33. Volvieron a volar
‒No, Manuel. No quiero leer. Está todo tan seco…
‒Entonces no sabes que descubrieron una balsa de agua subterránea en la Serrezuela. Parece que es enorme. Con ella regarán muchas hectáreas.
‒¿De qué quieres hablar, Manuel?
‒Pues de eso, María, del descubrimiento que cambiará nuestra vida a partir de ahora, y le dará otra esperanza a nuestro olivar. No emigraremos. Nos quedaremos para siempre aquí.
‒Ahora ya no puedo cambiar, Manuel.
‒Vamos, mujer, anímate, que esa tristeza te va a enfermar.
Sentados en su azotea, frente al Aznaitín, con el desaliento en sus pupilas, no percibieron que la soñada humedad, extendiéndose por los campos sedientos, estuviera tan cerca. Tan cerca, que estaba dando savia nueva a los resecos olivos centenarios, haciendo prístina la tarde.
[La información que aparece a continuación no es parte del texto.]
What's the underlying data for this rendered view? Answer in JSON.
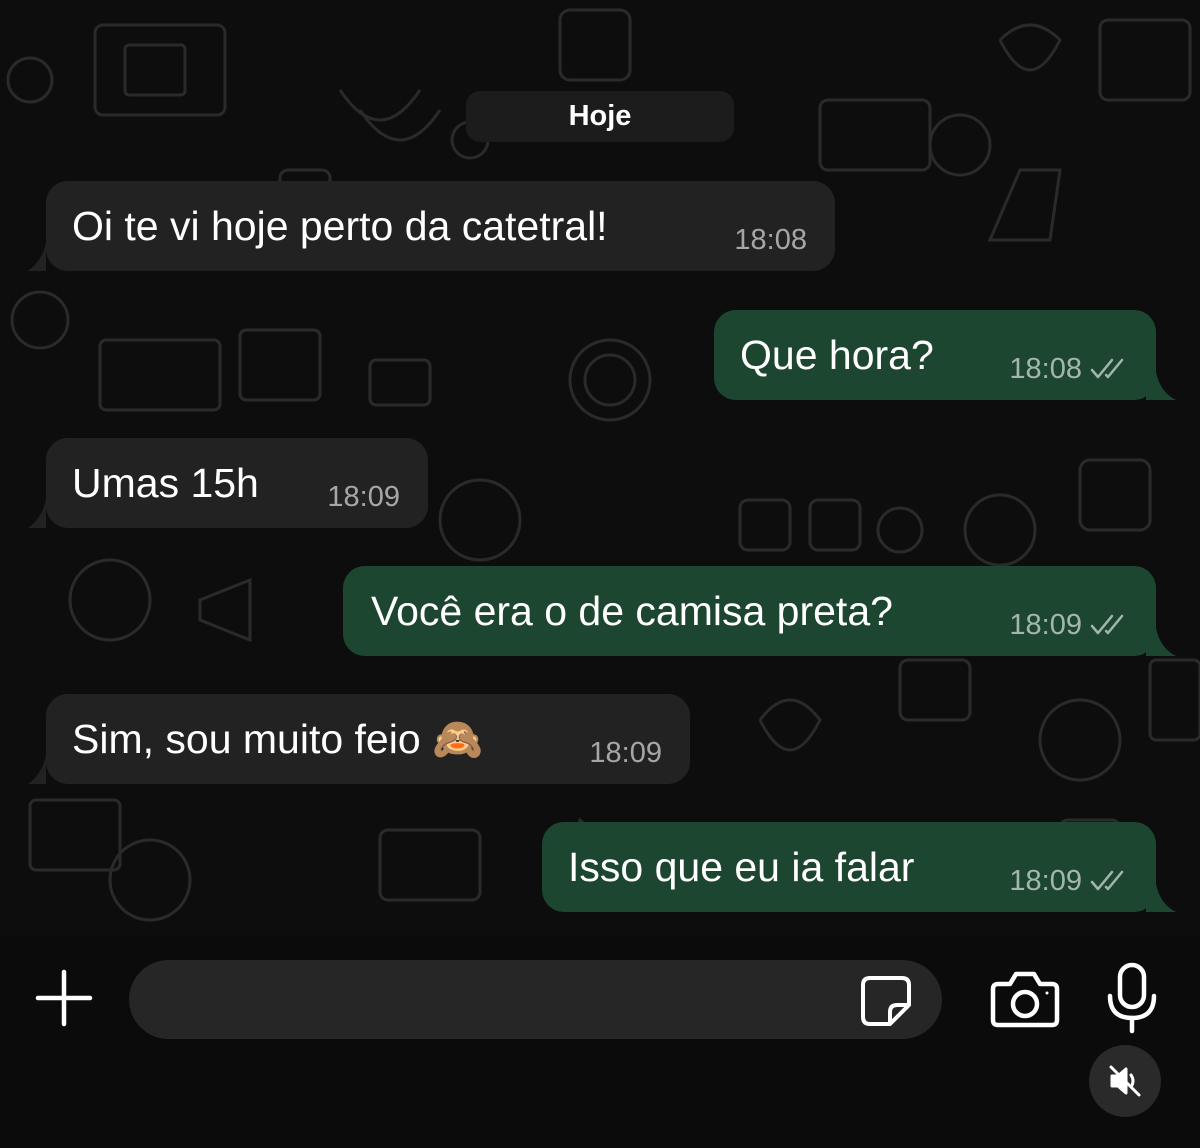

‒Manuel, ¿has visto? El sol se ha puesto por Jimena. Ya no hay cielo ni olivar. Se han fundido en un abrazo.
‒Dame la mano, aprieta la mía, y alcemos el vuelo también.
La noche cerró y, posando María sus labios temblorosos en la boca húmeda de Manuel, agarrados, se elevaron por encima de aquella inmensidad verde perfumada de aceites de almazaras con regusto a eternidad.